Le cloud oui, mais sous conditions…

Le CIRB en appelle aussi à mieux baliser ce qui est permis ou non, ou ce qui est souhaitable, en termes de recours au cloud par les acteurs régionaux. “Le cloud est devenu un élément essentiel de la smart city. Encore faut-il savoir de quel cloud on parle: un cloud souverain, géographiquement localisé et contrôlé par les pouvoirs publics ; un cloud géré par le secteur privé dans un cadre régulatoire strict ; ou un cloud géné par le secteur privé sans aucune règle ou contrôle ?
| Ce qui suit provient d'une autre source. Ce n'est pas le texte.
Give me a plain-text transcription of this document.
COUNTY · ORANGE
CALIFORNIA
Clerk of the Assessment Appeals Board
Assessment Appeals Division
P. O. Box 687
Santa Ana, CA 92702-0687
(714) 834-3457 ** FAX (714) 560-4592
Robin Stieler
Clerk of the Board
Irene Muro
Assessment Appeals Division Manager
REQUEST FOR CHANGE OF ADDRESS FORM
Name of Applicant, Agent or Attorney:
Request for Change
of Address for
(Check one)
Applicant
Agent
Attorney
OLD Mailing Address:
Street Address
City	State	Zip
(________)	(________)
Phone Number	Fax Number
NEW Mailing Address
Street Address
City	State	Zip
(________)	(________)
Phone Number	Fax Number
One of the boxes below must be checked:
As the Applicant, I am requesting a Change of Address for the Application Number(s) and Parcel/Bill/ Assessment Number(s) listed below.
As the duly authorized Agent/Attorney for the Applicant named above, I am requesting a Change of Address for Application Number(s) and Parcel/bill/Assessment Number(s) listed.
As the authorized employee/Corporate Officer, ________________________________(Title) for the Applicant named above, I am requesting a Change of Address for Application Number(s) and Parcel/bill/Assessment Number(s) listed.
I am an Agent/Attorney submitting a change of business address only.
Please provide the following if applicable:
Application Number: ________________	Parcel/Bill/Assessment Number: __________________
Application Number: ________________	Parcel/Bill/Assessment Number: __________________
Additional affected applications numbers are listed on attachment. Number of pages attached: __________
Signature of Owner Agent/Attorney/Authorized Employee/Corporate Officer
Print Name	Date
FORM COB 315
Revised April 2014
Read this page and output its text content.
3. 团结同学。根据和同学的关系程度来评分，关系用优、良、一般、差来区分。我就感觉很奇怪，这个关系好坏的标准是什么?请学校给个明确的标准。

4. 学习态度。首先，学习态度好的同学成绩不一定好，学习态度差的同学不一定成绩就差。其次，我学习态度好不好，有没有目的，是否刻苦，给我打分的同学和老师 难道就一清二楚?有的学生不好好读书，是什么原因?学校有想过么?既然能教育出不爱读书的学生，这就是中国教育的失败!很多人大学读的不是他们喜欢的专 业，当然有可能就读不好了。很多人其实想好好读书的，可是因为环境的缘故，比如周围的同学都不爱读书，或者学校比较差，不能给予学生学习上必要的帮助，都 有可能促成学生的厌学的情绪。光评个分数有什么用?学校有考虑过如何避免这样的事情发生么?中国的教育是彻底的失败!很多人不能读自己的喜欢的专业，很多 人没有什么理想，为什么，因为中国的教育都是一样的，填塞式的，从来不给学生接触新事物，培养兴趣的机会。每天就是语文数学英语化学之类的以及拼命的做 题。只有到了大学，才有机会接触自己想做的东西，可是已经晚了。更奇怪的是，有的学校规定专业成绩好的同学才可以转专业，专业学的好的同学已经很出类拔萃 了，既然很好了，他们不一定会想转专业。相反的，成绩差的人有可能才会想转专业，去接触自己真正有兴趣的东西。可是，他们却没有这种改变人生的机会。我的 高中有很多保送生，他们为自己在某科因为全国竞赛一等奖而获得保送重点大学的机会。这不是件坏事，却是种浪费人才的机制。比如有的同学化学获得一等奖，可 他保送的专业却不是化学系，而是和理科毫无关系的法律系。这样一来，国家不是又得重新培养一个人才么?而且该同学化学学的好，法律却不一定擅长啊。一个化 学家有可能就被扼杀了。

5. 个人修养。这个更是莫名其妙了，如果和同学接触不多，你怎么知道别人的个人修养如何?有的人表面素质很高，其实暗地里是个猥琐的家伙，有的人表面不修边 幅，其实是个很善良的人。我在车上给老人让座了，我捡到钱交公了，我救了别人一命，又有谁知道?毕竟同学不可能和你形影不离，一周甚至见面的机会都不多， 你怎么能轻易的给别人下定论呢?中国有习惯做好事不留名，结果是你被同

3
Certaines administrations font aujourd’hui le choix d’aller dans le cloud privé sans qu’aucune règle et contrôle n’ait été fixé par les organes démocratiques que sont le Parlement et le gouvernement et sans réellement savoir si la sécurité des données publiques est assurée. Il est indispensable de fixer le cadre régulatoire et législatif du stockage et de l’exploitation des données publiques afin de garantir la souveraineté, la localisation, l’utilisation et la sécurité.”

CIRB: “Dans son rôle de régulateur, le gouvernement bruxellois devrait fournir les normes et lignes directrices nécessaires afin de protéger, autant que possible, la vie privée de chacun tout en encourageant le développement de nouvelles solutions smart.

 

On retrouve le souci de la sécurité dans un autre chapitre: celui de la protection des données générées et collectées par les équipements smart city. “Les solutions ‘smart’ et les éléments de base qui les sous-tendent doivent être dotés de systèmes de sécurité de haut niveau avant d’être diffusés à grande échelle. Les ressources sensibles doivent être évaluées et entourées de mécanismes de défense rigoureux. Là aussi, des politiques appropriées devraient être mise en place sur la manière de réagir en cas d’infractions, qui ne se concentrent pas seulement sur la remédiation technique mais aussi sur les niveaux de transparence et de communication.

[…] Les services de sécurité existants sont davantage axés sur l’authentification et l’autorisation des utilisateurs et non sur les données en tant que telles.” Une évolution, ou un changement de paradigme, est dès lors jugé nécessaire.

CIRB: “Les ressources sensibles doivent être évaluées et entourées de mécanismes de défense rigoureux. Des politiques appropriées – de remédiation technique, de transparence et de communication – devraient être mise en place sur la manière de réagir en cas d’infractions.”